Graham is one of two interns this semester and she says her job centers on mapping and updating building layouts because she has geographic information system (GIS) knowledge. She also gets the opportunity to go on monitoring visits to various farms, which she says is the fun stuff.

“Since [the Lancaster Farmland Trust] mostly deals with Plain Sect farmers, it can sometimes be difficult to establish a relationship,” Graham explains. “It helps if you have an agricultural background. You know what you’re talking about. You know what it means to milk a cow every day.”

The coolest thing she’s gotten to do at her internship? “Having the opportunity to see a herd of water buffalo,” she says.

 

Deepak Rai

FENNER PRECISION, MANHEIM

Deepak Rai
Deepak Rai

Senior chemistry major DEEPAK RAI is a full-time employee at Fenner Precision in Manheim, but he is also receiving college credit that is getting him closer to his May graduation. Rai is a nontraditional student who balances a full-time job with his course load.
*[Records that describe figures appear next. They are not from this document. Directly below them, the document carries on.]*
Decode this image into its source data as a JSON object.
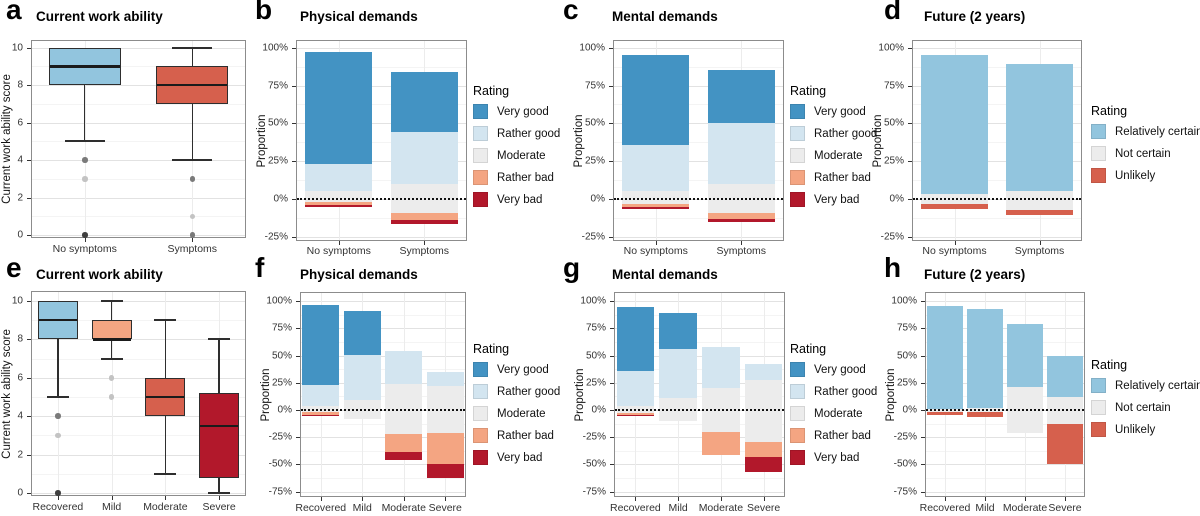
{
  "palette": {
    "ratings": {
      "Very good": "#4393c3",
      "Rather good": "#d3e5f0",
      "Moderate": "#ececec",
      "Rather bad": "#f4a582",
      "Very bad": "#b2182b",
      "Relatively certain": "#92c5de",
      "Not certain": "#ececec",
      "Unlikely": "#d6604d"
    },
    "outliers": {
      "dark": "#3f3f3f",
      "medium": "#7a7a7a",
      "light": "#c3c3c3"
    }
  },
  "legends": {
    "rating5": {
      "title": "Rating",
      "items": [
        {
          "label": "Very good",
          "color": "#4393c3"
        },
        {
          "label": "Rather good",
          "color": "#d3e5f0"
        },
        {
          "label": "Moderate",
          "color": "#ececec"
        },
        {
          "label": "Rather bad",
          "color": "#f4a582"
        },
        {
          "label": "Very bad",
          "color": "#b2182b"
        }
      ]
    },
    "rating3": {
      "title": "Rating",
      "items": [
        {
          "label": "Relatively certain",
          "color": "#92c5de"
        },
        {
          "label": "Not certain",
          "color": "#ececec"
        },
        {
          "label": "Unlikely",
          "color": "#d6604d"
        }
      ]
    }
  },
  "chart_data": [
    {
      "id": "a",
      "letter": "a",
      "type": "box",
      "title": "Current work ability",
      "ylabel": "Current work ability score",
      "yticks": [
        0,
        2,
        4,
        6,
        8,
        10
      ],
      "ylim": [
        0,
        10
      ],
      "tick_suffix": "",
      "categories": [
        "No symptoms",
        "Symptoms"
      ],
      "boxes": [
        {
          "category": "No symptoms",
          "color": "#92c5de",
          "whisker_low": 5,
          "q1": 8,
          "median": 9,
          "q3": 10,
          "whisker_high": 10,
          "outliers": [
            {
              "value": 4,
              "shade": "medium"
            },
            {
              "value": 3,
              "shade": "light"
            },
            {
              "value": 0,
              "shade": "dark"
            }
          ]
        },
        {
          "category": "Symptoms",
          "color": "#d6604d",
          "whisker_low": 4,
          "q1": 7,
          "median": 8,
          "q3": 9,
          "whisker_high": 10,
          "outliers": [
            {
              "value": 3,
              "shade": "medium"
            },
            {
              "value": 1,
              "shade": "light"
            },
            {
              "value": 0,
              "shade": "medium"
            }
          ]
        }
      ]
    },
    {
      "id": "b",
      "letter": "b",
      "type": "bar",
      "title": "Physical demands",
      "ylabel": "Proportion",
      "yticks": [
        -25,
        0,
        25,
        50,
        75,
        100
      ],
      "ylim": [
        -27,
        105
      ],
      "tick_suffix": "%",
      "legend_key": "rating5",
      "legend_position": "right",
      "categories": [
        "No symptoms",
        "Symptoms"
      ],
      "bars": [
        {
          "category": "No symptoms",
          "segments": [
            {
              "rating": "Very good",
              "from": 23,
              "to": 97
            },
            {
              "rating": "Rather good",
              "from": 5,
              "to": 23
            },
            {
              "rating": "Moderate",
              "from": -2,
              "to": 5
            },
            {
              "rating": "Rather bad",
              "from": -4,
              "to": -2
            },
            {
              "rating": "Very bad",
              "from": -5,
              "to": -4
            }
          ]
        },
        {
          "category": "Symptoms",
          "segments": [
            {
              "rating": "Very good",
              "from": 44,
              "to": 84
            },
            {
              "rating": "Rather good",
              "from": 10,
              "to": 44
            },
            {
              "rating": "Moderate",
              "from": -9,
              "to": 10
            },
            {
              "rating": "Rather bad",
              "from": -14,
              "to": -9
            },
            {
              "rating": "Very bad",
              "from": -16.5,
              "to": -14
            }
          ]
        }
      ]
    },
    {
      "id": "c",
      "letter": "c",
      "type": "bar",
      "title": "Mental demands",
      "ylabel": "Proportion",
      "yticks": [
        -25,
        0,
        25,
        50,
        75,
        100
      ],
      "ylim": [
        -27,
        105
      ],
      "tick_suffix": "%",
      "legend_key": "rating5",
      "legend_position": "right",
      "categories": [
        "No symptoms",
        "Symptoms"
      ],
      "bars": [
        {
          "category": "No symptoms",
          "segments": [
            {
              "rating": "Very good",
              "from": 36,
              "to": 95
            },
            {
              "rating": "Rather good",
              "from": 5,
              "to": 36
            },
            {
              "rating": "Moderate",
              "from": -3.5,
              "to": 5
            },
            {
              "rating": "Rather bad",
              "from": -5.5,
              "to": -3.5
            },
            {
              "rating": "Very bad",
              "from": -6.5,
              "to": -5.5
            }
          ]
        },
        {
          "category": "Symptoms",
          "segments": [
            {
              "rating": "Very good",
              "from": 50,
              "to": 85
            },
            {
              "rating": "Rather good",
              "from": 10,
              "to": 50
            },
            {
              "rating": "Moderate",
              "from": -9.5,
              "to": 10
            },
            {
              "rating": "Rather bad",
              "from": -13.5,
              "to": -9.5
            },
            {
              "rating": "Very bad",
              "from": -15.5,
              "to": -13.5
            }
          ]
        }
      ]
    },
    {
      "id": "d",
      "letter": "d",
      "type": "bar",
      "title": "Future (2 years)",
      "ylabel": "Proportion",
      "yticks": [
        -25,
        0,
        25,
        50,
        75,
        100
      ],
      "ylim": [
        -27,
        105
      ],
      "tick_suffix": "%",
      "legend_key": "rating3",
      "legend_position": "right",
      "categories": [
        "No symptoms",
        "Symptoms"
      ],
      "bars": [
        {
          "category": "No symptoms",
          "segments": [
            {
              "rating": "Relatively certain",
              "from": 3,
              "to": 95
            },
            {
              "rating": "Not certain",
              "from": -3,
              "to": 3
            },
            {
              "rating": "Unlikely",
              "from": -6.5,
              "to": -3
            }
          ]
        },
        {
          "category": "Symptoms",
          "segments": [
            {
              "rating": "Relatively certain",
              "from": 5,
              "to": 89
            },
            {
              "rating": "Not certain",
              "from": -7,
              "to": 5
            },
            {
              "rating": "Unlikely",
              "from": -10.5,
              "to": -7
            }
          ]
        }
      ]
    },
    {
      "id": "e",
      "letter": "e",
      "type": "box",
      "title": "Current work ability",
      "ylabel": "Current work ability score",
      "yticks": [
        0,
        2,
        4,
        6,
        8,
        10
      ],
      "ylim": [
        0,
        10
      ],
      "tick_suffix": "",
      "categories": [
        "Recovered",
        "Mild",
        "Moderate",
        "Severe"
      ],
      "boxes": [
        {
          "category": "Recovered",
          "color": "#92c5de",
          "whisker_low": 5,
          "q1": 8,
          "median": 9,
          "q3": 10,
          "whisker_high": 10,
          "outliers": [
            {
              "value": 4,
              "shade": "medium"
            },
            {
              "value": 3,
              "shade": "light"
            },
            {
              "value": 0,
              "shade": "dark"
            }
          ]
        },
        {
          "category": "Mild",
          "color": "#f4a582",
          "whisker_low": 7,
          "q1": 8,
          "median": 8,
          "q3": 9,
          "whisker_high": 10,
          "outliers": [
            {
              "value": 6,
              "shade": "light"
            },
            {
              "value": 5,
              "shade": "light"
            }
          ]
        },
        {
          "category": "Moderate",
          "color": "#d6604d",
          "whisker_low": 1,
          "q1": 4,
          "median": 5,
          "q3": 6,
          "whisker_high": 9,
          "outliers": []
        },
        {
          "category": "Severe",
          "color": "#b2182b",
          "whisker_low": 0,
          "q1": 0.8,
          "median": 3.5,
          "q3": 5.2,
          "whisker_high": 8,
          "outliers": []
        }
      ]
    },
    {
      "id": "f",
      "letter": "f",
      "type": "bar",
      "title": "Physical demands",
      "ylabel": "Proportion",
      "yticks": [
        -75,
        -50,
        -25,
        0,
        25,
        50,
        75,
        100
      ],
      "ylim": [
        -80,
        108
      ],
      "tick_suffix": "%",
      "legend_key": "rating5",
      "legend_position": "right",
      "categories": [
        "Recovered",
        "Mild",
        "Moderate",
        "Severe"
      ],
      "bars": [
        {
          "category": "Recovered",
          "segments": [
            {
              "rating": "Very good",
              "from": 23,
              "to": 97
            },
            {
              "rating": "Rather good",
              "from": 4,
              "to": 23
            },
            {
              "rating": "Moderate",
              "from": -2,
              "to": 4
            },
            {
              "rating": "Rather bad",
              "from": -4.5,
              "to": -2
            },
            {
              "rating": "Very bad",
              "from": -5.5,
              "to": -4.5
            }
          ]
        },
        {
          "category": "Mild",
          "segments": [
            {
              "rating": "Very good",
              "from": 51,
              "to": 91
            },
            {
              "rating": "Rather good",
              "from": 9,
              "to": 51
            },
            {
              "rating": "Moderate",
              "from": -8,
              "to": 9
            }
          ]
        },
        {
          "category": "Moderate",
          "segments": [
            {
              "rating": "Rather good",
              "from": 24,
              "to": 54
            },
            {
              "rating": "Moderate",
              "from": -22,
              "to": 24
            },
            {
              "rating": "Rather bad",
              "from": -39,
              "to": -22
            },
            {
              "rating": "Very bad",
              "from": -46,
              "to": -39
            }
          ]
        },
        {
          "category": "Severe",
          "segments": [
            {
              "rating": "Rather good",
              "from": 22,
              "to": 35
            },
            {
              "rating": "Moderate",
              "from": -21,
              "to": 22
            },
            {
              "rating": "Rather bad",
              "from": -50,
              "to": -21
            },
            {
              "rating": "Very bad",
              "from": -63,
              "to": -50
            }
          ]
        }
      ]
    },
    {
      "id": "g",
      "letter": "g",
      "type": "bar",
      "title": "Mental demands",
      "ylabel": "Proportion",
      "yticks": [
        -75,
        -50,
        -25,
        0,
        25,
        50,
        75,
        100
      ],
      "ylim": [
        -80,
        108
      ],
      "tick_suffix": "%",
      "legend_key": "rating5",
      "legend_position": "right",
      "categories": [
        "Recovered",
        "Mild",
        "Moderate",
        "Severe"
      ],
      "bars": [
        {
          "category": "Recovered",
          "segments": [
            {
              "rating": "Very good",
              "from": 36,
              "to": 95
            },
            {
              "rating": "Rather good",
              "from": 4,
              "to": 36
            },
            {
              "rating": "Moderate",
              "from": -2.5,
              "to": 4
            },
            {
              "rating": "Rather bad",
              "from": -4.5,
              "to": -2.5
            },
            {
              "rating": "Very bad",
              "from": -5.5,
              "to": -4.5
            }
          ]
        },
        {
          "category": "Mild",
          "segments": [
            {
              "rating": "Very good",
              "from": 56,
              "to": 89
            },
            {
              "rating": "Rather good",
              "from": 11,
              "to": 56
            },
            {
              "rating": "Moderate",
              "from": -10,
              "to": 11
            }
          ]
        },
        {
          "category": "Moderate",
          "segments": [
            {
              "rating": "Rather good",
              "from": 20,
              "to": 58
            },
            {
              "rating": "Moderate",
              "from": -20,
              "to": 20
            },
            {
              "rating": "Rather bad",
              "from": -41,
              "to": -20
            }
          ]
        },
        {
          "category": "Severe",
          "segments": [
            {
              "rating": "Rather good",
              "from": 28,
              "to": 42
            },
            {
              "rating": "Moderate",
              "from": -29,
              "to": 28
            },
            {
              "rating": "Rather bad",
              "from": -43,
              "to": -29
            },
            {
              "rating": "Very bad",
              "from": -57,
              "to": -43
            }
          ]
        }
      ]
    },
    {
      "id": "h",
      "letter": "h",
      "type": "bar",
      "title": "Future (2 years)",
      "ylabel": "Proportion",
      "yticks": [
        -75,
        -50,
        -25,
        0,
        25,
        50,
        75,
        100
      ],
      "ylim": [
        -80,
        108
      ],
      "tick_suffix": "%",
      "legend_key": "rating3",
      "legend_position": "right",
      "categories": [
        "Recovered",
        "Mild",
        "Moderate",
        "Severe"
      ],
      "bars": [
        {
          "category": "Recovered",
          "segments": [
            {
              "rating": "Relatively certain",
              "from": 1,
              "to": 96
            },
            {
              "rating": "Not certain",
              "from": -2,
              "to": 1
            },
            {
              "rating": "Unlikely",
              "from": -5,
              "to": -2
            }
          ]
        },
        {
          "category": "Mild",
          "segments": [
            {
              "rating": "Relatively certain",
              "from": 2,
              "to": 93
            },
            {
              "rating": "Not certain",
              "from": -1.5,
              "to": 2
            },
            {
              "rating": "Unlikely",
              "from": -6.5,
              "to": -1.5
            }
          ]
        },
        {
          "category": "Moderate",
          "segments": [
            {
              "rating": "Relatively certain",
              "from": 21,
              "to": 79
            },
            {
              "rating": "Not certain",
              "from": -21,
              "to": 21
            }
          ]
        },
        {
          "category": "Severe",
          "segments": [
            {
              "rating": "Relatively certain",
              "from": 12,
              "to": 50
            },
            {
              "rating": "Not certain",
              "from": -13,
              "to": 12
            },
            {
              "rating": "Unlikely",
              "from": -50,
              "to": -13
            }
          ]
        }
      ]
    }
  ]
}
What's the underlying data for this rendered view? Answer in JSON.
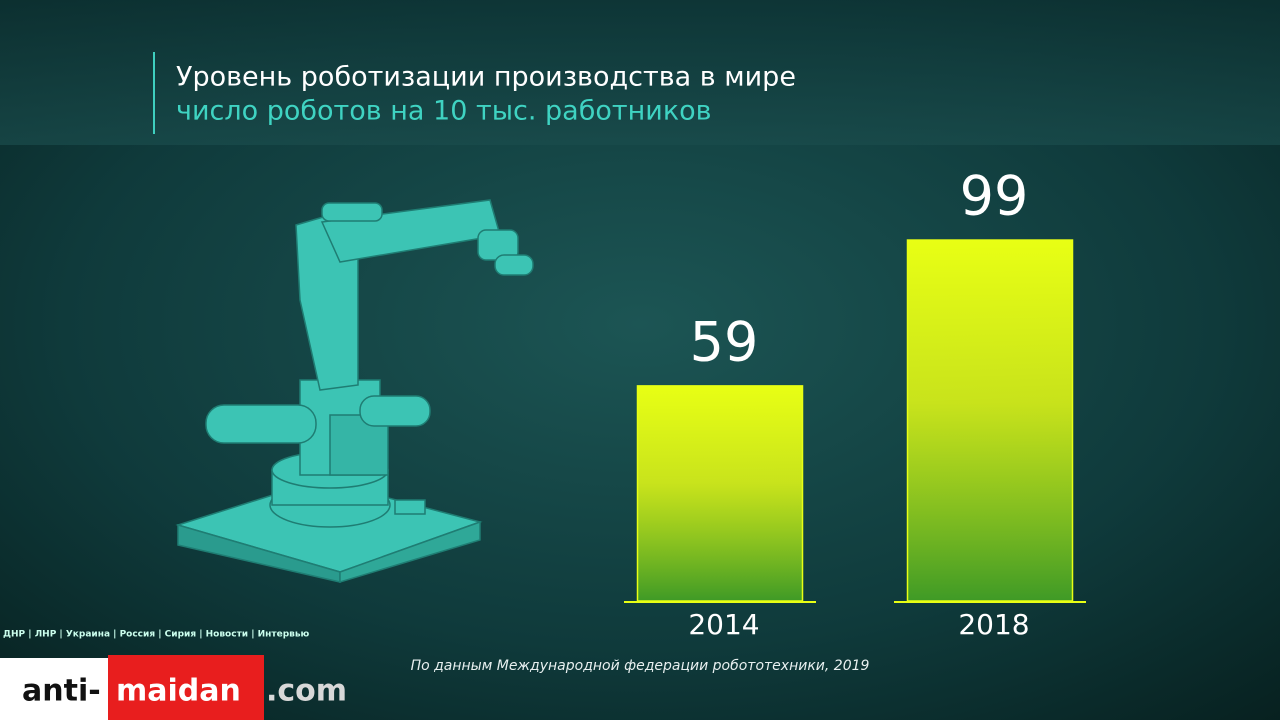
{
  "chart_data": {
    "type": "bar",
    "title": "Уровень роботизации производства в мире",
    "subtitle": "число роботов на 10 тыс. работников",
    "categories": [
      "2014",
      "2018"
    ],
    "values": [
      59,
      99
    ],
    "color": "#e8ff14",
    "source": "По данным Международной федерации робототехники, 2019"
  },
  "nav": "ДНР | ЛНР | Украина | Россия | Сирия | Новости | Интервью",
  "watermark": {
    "left": "anti-",
    "middle": "maidan",
    "right": ".com"
  }
}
It was through some smart advisement that Rai realized he could receive college credit for some of the work he does at Fenner.

Every day Rai completes a battery of routine testing and sometimes helps other employees with different projects, but right now his main focus is on an important project involving the testing of polymers with solvents. He volunteered for the project because he recognized the potential importance.

“Polymer testing is important for the production,” says Rai. “That’s why I stood up and requested they give this project to me.”

After graduation, Rai plans to stay at Fenner Precision and hopefully move up from being a lab technician to other positions within the company.

Liel Pollock

CLINIC FOR SPECIAL CHILDREN, STRASBURG

LIEL POLLOCK says she completely wrote off the internship at the Clinic for Special Children when she first heard about it because she assumed it was geared toward medical students. As an English major she didn’t see the connection, but when she learned the position was for a public health writing intern, she decided to apply.

Liel Pollock
Liel Pollock

“Originally they wanted me to take things that were very complicated and write them in an eighth-grade level of understanding. Many of the people who come are Amish or Mennonite, and they only have an eighth-grade education,” says Pollock. “Along the way they have added a more journalistic aspect because they want to take really interesting patient stories and present them to people who are donating or who are interested in what we do.”

The aspect of her internship that’s the most exciting and unexpected is when she’s able to interview Amish or Mennonite people in their homes. “It shows me a culture I’ve never been exposed to before,” she says.

Pollock says she isn’t sure what she will do after graduation, but this internship and all the experience she has gained with scientific writing has definitely diversified her portfolio and allowed her to think outside the professional box.